Definition of thruster in English:

thruster

noun

  • 1A person or thing that thrusts.

    • ‘Entirely staffed by young thrusters and perpetual Peter Pans, television is simply not a grown-up medium.’
    • ‘Who are the young thrusters in the England squad?’
    • ‘Old head Taylor and young thruster Tom Shanklin will keep honest whatever centre pairing McGeechan wishes to field.’
    • ‘Well, I don't think we should aggravate the woes of the NHS with thousands of Tory thrusters queueing up for speech therapy and gender reassignment.’
    1. 1.1 A small rocket engine on a spacecraft, used to make alterations in its flight path or altitude.
      • ‘The impactor carries four 22 - Newton thrusters, which can fire in pulses varying in length from 0.015 to 0.5 seconds.’
      • ‘This guidance system reads gyroscopes and accelerometers and sends appropriate commands to attitude control thrusters.’
      • ‘The craft was streamlined, probably capable of atmospheric flight, with twin thrusters to either side of the aft section of the fuselage.’
      • ‘At intervals, the ATV will also use its thrusters to boost the Station's altitude.’
      • ‘It will rotate gradually by about 180 degrees, over 10 minutes, so that the thrusters are pointed in the same direction that the spacecraft is moving.’
      • ‘The long-lived spacecraft keeps itself pointed correctly by firing small thrusters fueled by hydrazine gas.’
      • ‘On the way down it will take images that will help determine its exact location and altitude, and set the timing for the final thruster firings.’
      • ‘Proper lateral guidance, or guidance around the cylinder, is ensured by small rockets called thrusters.’
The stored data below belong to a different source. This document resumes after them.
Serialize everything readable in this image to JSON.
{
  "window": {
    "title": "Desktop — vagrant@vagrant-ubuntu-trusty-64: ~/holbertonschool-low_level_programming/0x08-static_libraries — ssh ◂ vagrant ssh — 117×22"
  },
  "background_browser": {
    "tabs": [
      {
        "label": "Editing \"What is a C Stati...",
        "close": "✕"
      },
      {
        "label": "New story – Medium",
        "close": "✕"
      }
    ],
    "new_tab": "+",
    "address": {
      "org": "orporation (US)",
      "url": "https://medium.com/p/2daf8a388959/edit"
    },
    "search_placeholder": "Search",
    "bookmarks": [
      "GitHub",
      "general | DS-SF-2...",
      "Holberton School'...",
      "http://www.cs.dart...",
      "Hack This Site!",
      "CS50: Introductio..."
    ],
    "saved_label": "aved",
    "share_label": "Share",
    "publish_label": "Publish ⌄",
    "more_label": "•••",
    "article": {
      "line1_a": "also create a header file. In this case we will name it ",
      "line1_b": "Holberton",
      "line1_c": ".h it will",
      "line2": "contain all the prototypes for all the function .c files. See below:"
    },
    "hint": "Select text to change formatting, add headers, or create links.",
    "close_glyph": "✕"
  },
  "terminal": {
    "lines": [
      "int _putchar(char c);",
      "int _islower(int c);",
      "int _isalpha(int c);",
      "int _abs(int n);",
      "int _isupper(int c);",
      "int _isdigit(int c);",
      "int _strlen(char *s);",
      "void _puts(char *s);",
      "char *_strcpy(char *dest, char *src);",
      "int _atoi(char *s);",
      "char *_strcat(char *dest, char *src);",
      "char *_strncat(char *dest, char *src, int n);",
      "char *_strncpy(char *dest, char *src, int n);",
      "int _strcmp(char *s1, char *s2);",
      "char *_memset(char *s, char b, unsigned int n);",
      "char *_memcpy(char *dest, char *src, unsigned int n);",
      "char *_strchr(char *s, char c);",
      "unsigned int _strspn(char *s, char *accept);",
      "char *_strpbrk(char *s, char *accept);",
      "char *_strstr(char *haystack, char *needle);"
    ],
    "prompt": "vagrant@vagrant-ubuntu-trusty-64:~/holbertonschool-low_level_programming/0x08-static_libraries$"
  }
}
      • ‘After that, the main thruster will give the spacecraft a push in the new direction.’
      • ‘They used the thrusters, over several months, to nudge the satellite into a geosynchronous Earth orbit.’
      • ‘Some of the mines move using rocket thrusters, others use a hopping mechanism and hold enough fuel to make 100 leaps.’
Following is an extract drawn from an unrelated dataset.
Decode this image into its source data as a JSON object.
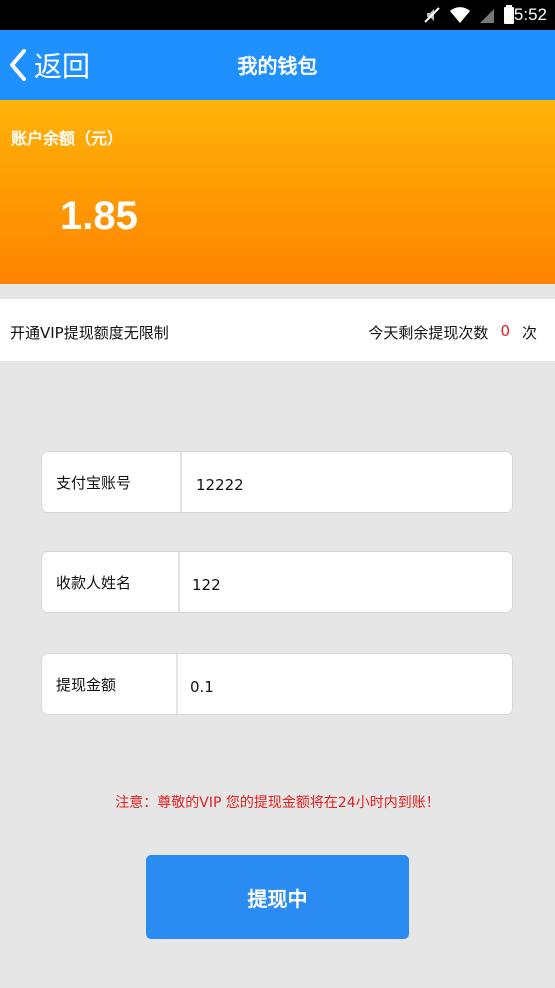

      • ‘The Busek Company will provide a set of miniature ion thrusters capable of controlling spacecraft position with extremely fine precision.’
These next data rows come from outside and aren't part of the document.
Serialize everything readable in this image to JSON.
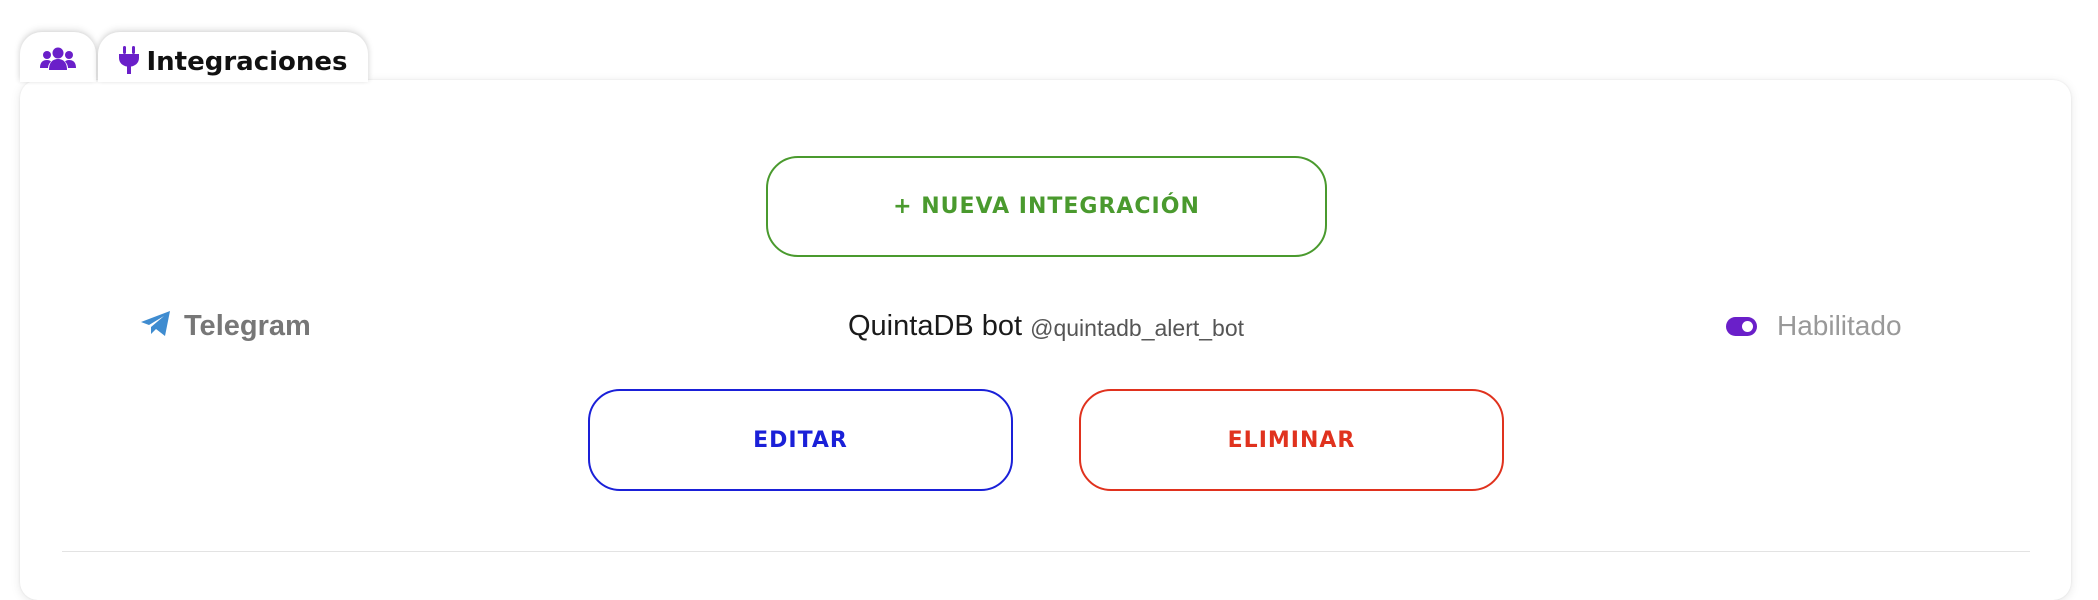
{
  "tabs": {
    "users_icon": "users-icon",
    "integrations_icon": "plug-icon",
    "integrations_label": "Integraciones"
  },
  "actions": {
    "new_integration_label": "+ NUEVA INTEGRACIÓN",
    "edit_label": "EDITAR",
    "delete_label": "ELIMINAR"
  },
  "integration": {
    "provider_icon": "telegram-icon",
    "provider": "Telegram",
    "bot_name": "QuintaDB bot",
    "bot_handle": "@quintadb_alert_bot",
    "status_label": "Habilitado",
    "enabled": true
  },
  "colors": {
    "accent_purple": "#6a1fc9",
    "new_green": "#4a9a2e",
    "edit_blue": "#1a20d8",
    "delete_red": "#e0321e",
    "telegram_blue": "#3f8cd0"
  }
}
      • ‘These thrusters allowed the spacecraft to modify their orbits with less propellant than is the case with chemical engines.’
      • ‘Using small thrusters, the spacecraft will rotate so that the solar panels are oriented perpendicular to the Sun.’
      • ‘After one and a half orbits the Saturn thrusters fired and the astronauts began their odyssey.’
      • ‘SMART - 1 will then use its thruster to reduce the altitude and eccentricity of this orbit.’
      • ‘Other features, such as a telescope and finely tuned thrusters, enable the spacecraft to stay exactly oriented on a distant star.’
      • ‘This raised the possibility that Russian rocket thrusters would be needed to fire much more frequently, depleting their limited supply of propellant.’
      • ‘But ion thrusters and ordinary rocket engines part ways in their choice of propellant and their source of the energy that accelerates it.’
      • ‘Another application is analysis of plume impingement, the effects of firing of thrusters by one spacecraft on another spacecraft nearby.’
    2. 1.2 A secondary jet or propeller on a ship or offshore rig, used for accurate manoeuvring and maintenance of position.
      • ‘The sister ships are also powered by an all-electric propulsion system which includes 360 degree podded thrusters - a first for a Royal Navy ship.’
      • ‘The vessel is of a round hull design with a bulbous bow, bow thruster and propellor nozzle.’
      • ‘The superstructure of the ferry ‘Norse Viking’ started to vibrate gently as below the engines and thrusters of the huge ship began to drive her into reverse and alongside the berth.’
      • ‘The ship has two retractable thrusters for manoeuvring and position keeping.’
      • ‘The two LIPS Z drive azimuth thrusters are fitted with fixed-pitch reversing propellers.’
      • ‘Azimuthal thrusters and a dynamic positioning system are fitted for holding the position and heading steady during operations involving embarking or disembarking landing craft.’
      • ‘It has twelve computer-operated thrusters which enable the ship to maintain position to within 1 m even in heavy seas.’
      • ‘A retractable azimuth thruster is capable of propelling the ship at 10 knots.’
      • ‘The vessel could be manoeuvred with its bow thrusters to bring the stern ramp very close to the two men to whom life belts and/or ropes were thrown.’
      • ‘The thrusters have sufficient power to sustain the ship speed at a constant 6 knots.’
    3. 1.3 A surfboard or sailboard capable of increased speed and manoeuvrability.
      • ‘There are a few surfers out on mals, bodyboards, and thrusters, but there's plenty of room for all.’
      • ‘Debates range from tow-in versus paddle in and thruster versus single fin all the way down to which local spot hosts the worthiest crew.’
      • ‘What about thrusters… you weren't a fan of them when they came out.’